QP Türkiye’nin yeni sayısı Baselworld için hazırladığımız özel Gazete Basel Koleksiyoner Ekiyle birlikte bayilerde ve seçkin kitabevlerinde…

Bu sayıyı hazırlamaya başlamadan önce ekipçe Baselworld’den dönmüştük. Basel’i okuyucularımıza nasıl aktarsak diye düşünürken de, orada geçirdiğimiz zamanı kendimize rehber edinme kararı aldık; sadece saat fuarında dikkatimizi çekenleri değil, Basel’de etkilendiğimiz müzeleri de dahil etmek istedik. Bu yüzden koleksiyoner eki olarak sunduğumuz gazetede yüksek saatçilik tasarıma, ve her ikisi de sanata eşlik ediyor. Belki de Venedik Bienali’nin başlaması ve önümüzdeki Eylül’de planlanan İstanbul Bienali, bizim de ajandamızda sanata daha çok yer vermemizi tetiklemiştir. Hatta bu düşünce, düzenlediğimiz Icons sergisini dahi etkilemiş olabilir. Ama bir konuda eminiz ki, ileride bu alanda daha çok adım atmak istiyoruz; “kültür-saat” tanımına kafa yormamız boşa değil anlayacağınız.

Gelelim bizi heyecanlandıran sayfalara. Öncelikle Basel’in ardından Berlin’e gidip, König Galerie’nin kurucusu Johann König’den her gün sanat piyasasıyla uğraşmasının ardındaki motivasyonu konuştuk. Öte yandan yalnızca ideallerden değil, rakamlardan da bahsettik; Aylin Seçkin bizim için Frieze New York’u gezip genel bir sanat piyasası analizi yaptı. Berlin ve New York’tan sonra ise sıra İran’daydı. Yükselişte olan İranlı sanatçıların ülkelerindeki sanatı nasıl desteklediğinden, İran’ın hiç bilmediğiniz yüzlerine kadar değinen detaylı bir seyahat yazısı böyle ortaya çıktı.

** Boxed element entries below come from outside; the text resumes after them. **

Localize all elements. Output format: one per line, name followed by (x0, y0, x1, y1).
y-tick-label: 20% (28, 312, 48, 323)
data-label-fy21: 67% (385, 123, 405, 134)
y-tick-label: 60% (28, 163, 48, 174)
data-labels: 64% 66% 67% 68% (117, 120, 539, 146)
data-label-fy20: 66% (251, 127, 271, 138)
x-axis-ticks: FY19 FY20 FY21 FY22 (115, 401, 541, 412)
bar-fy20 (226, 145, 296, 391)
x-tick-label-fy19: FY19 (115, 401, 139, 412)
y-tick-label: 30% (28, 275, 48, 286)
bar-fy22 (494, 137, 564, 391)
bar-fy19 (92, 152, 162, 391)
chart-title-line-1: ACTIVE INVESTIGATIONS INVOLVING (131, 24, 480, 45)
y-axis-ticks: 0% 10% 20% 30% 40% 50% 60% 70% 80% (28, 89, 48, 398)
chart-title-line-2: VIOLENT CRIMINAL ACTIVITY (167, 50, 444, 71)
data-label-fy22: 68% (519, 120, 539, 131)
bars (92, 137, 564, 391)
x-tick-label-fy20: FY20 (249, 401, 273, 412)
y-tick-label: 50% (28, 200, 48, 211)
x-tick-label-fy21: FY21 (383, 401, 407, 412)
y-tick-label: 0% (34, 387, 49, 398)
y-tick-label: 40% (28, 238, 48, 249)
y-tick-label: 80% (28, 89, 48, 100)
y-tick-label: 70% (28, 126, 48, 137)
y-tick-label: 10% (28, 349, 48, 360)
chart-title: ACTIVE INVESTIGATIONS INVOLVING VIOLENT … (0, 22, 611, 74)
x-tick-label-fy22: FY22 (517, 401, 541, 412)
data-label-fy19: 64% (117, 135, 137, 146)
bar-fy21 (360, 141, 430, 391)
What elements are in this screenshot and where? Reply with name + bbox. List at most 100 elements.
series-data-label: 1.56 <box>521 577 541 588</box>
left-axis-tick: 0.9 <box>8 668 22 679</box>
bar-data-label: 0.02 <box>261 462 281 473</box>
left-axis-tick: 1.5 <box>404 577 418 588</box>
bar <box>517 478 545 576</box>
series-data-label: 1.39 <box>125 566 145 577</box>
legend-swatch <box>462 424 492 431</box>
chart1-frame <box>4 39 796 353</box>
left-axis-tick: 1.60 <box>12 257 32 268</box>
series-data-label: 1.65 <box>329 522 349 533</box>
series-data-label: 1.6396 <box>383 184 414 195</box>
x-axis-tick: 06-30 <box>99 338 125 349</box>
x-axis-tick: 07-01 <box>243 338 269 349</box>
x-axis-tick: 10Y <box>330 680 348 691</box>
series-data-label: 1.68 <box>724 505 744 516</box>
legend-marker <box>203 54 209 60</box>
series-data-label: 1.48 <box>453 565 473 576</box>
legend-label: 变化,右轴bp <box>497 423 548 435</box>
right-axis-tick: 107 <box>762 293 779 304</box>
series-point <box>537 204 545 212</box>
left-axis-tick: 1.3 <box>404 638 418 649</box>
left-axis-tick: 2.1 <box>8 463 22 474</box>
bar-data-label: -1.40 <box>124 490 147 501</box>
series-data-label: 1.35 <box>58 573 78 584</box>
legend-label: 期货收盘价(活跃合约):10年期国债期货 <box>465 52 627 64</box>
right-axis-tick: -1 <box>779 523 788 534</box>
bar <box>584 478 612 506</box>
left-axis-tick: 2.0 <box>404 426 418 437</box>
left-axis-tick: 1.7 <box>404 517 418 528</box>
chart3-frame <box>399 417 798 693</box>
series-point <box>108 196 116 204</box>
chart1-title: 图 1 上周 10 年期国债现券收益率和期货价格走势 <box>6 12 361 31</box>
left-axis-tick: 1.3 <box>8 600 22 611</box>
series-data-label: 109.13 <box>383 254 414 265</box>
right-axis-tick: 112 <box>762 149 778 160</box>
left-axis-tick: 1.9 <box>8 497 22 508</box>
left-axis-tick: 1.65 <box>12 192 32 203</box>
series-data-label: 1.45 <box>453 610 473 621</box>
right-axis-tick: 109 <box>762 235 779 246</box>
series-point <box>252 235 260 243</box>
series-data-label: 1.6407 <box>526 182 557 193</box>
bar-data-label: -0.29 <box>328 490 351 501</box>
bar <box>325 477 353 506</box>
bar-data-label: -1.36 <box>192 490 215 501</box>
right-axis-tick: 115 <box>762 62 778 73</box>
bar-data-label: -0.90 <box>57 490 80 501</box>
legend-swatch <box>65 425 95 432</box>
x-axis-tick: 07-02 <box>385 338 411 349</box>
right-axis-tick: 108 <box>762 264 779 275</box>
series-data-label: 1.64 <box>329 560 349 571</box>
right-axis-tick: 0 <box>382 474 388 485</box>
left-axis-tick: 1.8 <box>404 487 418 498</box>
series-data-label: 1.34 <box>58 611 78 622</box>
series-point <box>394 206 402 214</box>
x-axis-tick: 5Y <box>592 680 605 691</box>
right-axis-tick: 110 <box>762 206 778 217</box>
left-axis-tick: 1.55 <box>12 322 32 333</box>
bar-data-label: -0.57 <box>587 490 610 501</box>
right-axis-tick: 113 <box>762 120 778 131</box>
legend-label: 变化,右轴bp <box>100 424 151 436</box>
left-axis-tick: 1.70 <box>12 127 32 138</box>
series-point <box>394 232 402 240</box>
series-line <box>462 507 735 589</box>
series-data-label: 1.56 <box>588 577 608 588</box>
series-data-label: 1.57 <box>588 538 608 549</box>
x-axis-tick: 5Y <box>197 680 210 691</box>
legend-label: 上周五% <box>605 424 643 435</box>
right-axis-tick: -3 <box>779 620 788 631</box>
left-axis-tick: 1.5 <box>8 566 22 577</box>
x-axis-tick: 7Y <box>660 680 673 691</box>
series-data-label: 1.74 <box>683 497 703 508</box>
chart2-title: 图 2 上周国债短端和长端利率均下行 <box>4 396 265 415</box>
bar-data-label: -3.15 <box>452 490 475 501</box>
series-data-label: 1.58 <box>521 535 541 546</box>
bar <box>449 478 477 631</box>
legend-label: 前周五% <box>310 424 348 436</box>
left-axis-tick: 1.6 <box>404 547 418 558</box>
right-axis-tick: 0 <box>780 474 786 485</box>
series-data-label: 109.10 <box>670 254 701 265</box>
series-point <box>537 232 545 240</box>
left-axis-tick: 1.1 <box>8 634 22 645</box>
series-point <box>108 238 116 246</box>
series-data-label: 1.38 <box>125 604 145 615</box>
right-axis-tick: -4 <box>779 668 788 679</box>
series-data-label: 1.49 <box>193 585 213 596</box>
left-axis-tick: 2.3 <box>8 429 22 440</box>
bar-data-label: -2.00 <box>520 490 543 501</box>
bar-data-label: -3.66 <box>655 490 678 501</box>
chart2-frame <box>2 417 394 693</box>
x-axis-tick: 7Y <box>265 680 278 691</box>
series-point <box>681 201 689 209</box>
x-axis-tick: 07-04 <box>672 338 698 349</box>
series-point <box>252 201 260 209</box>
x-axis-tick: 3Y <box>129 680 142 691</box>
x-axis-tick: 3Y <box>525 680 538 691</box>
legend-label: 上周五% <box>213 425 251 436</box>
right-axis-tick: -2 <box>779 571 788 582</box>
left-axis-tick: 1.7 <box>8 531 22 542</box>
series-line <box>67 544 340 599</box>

Sıra saate gelecek olursa, bu sayıda büyük bir dalış dosyası var. ‘Deniz sayısı’ diye adlandırmamış olsak da, iki farklı fotoğraf çekimini kapsayacak kadar büyük bir ‘dalış saatleri dosyası’ hazırladık. Kapakta Türkiye’de -ve dünyada- ilk kez çekilen yeni Rolex Sea-Dweller ile başlayan hikaye içeride Blancpain’in Fifty Fathoms’ı ile aynı şekilde devam ediyor. Dileriz deniz kenarında 13. sayımızı keyifle okursunuz!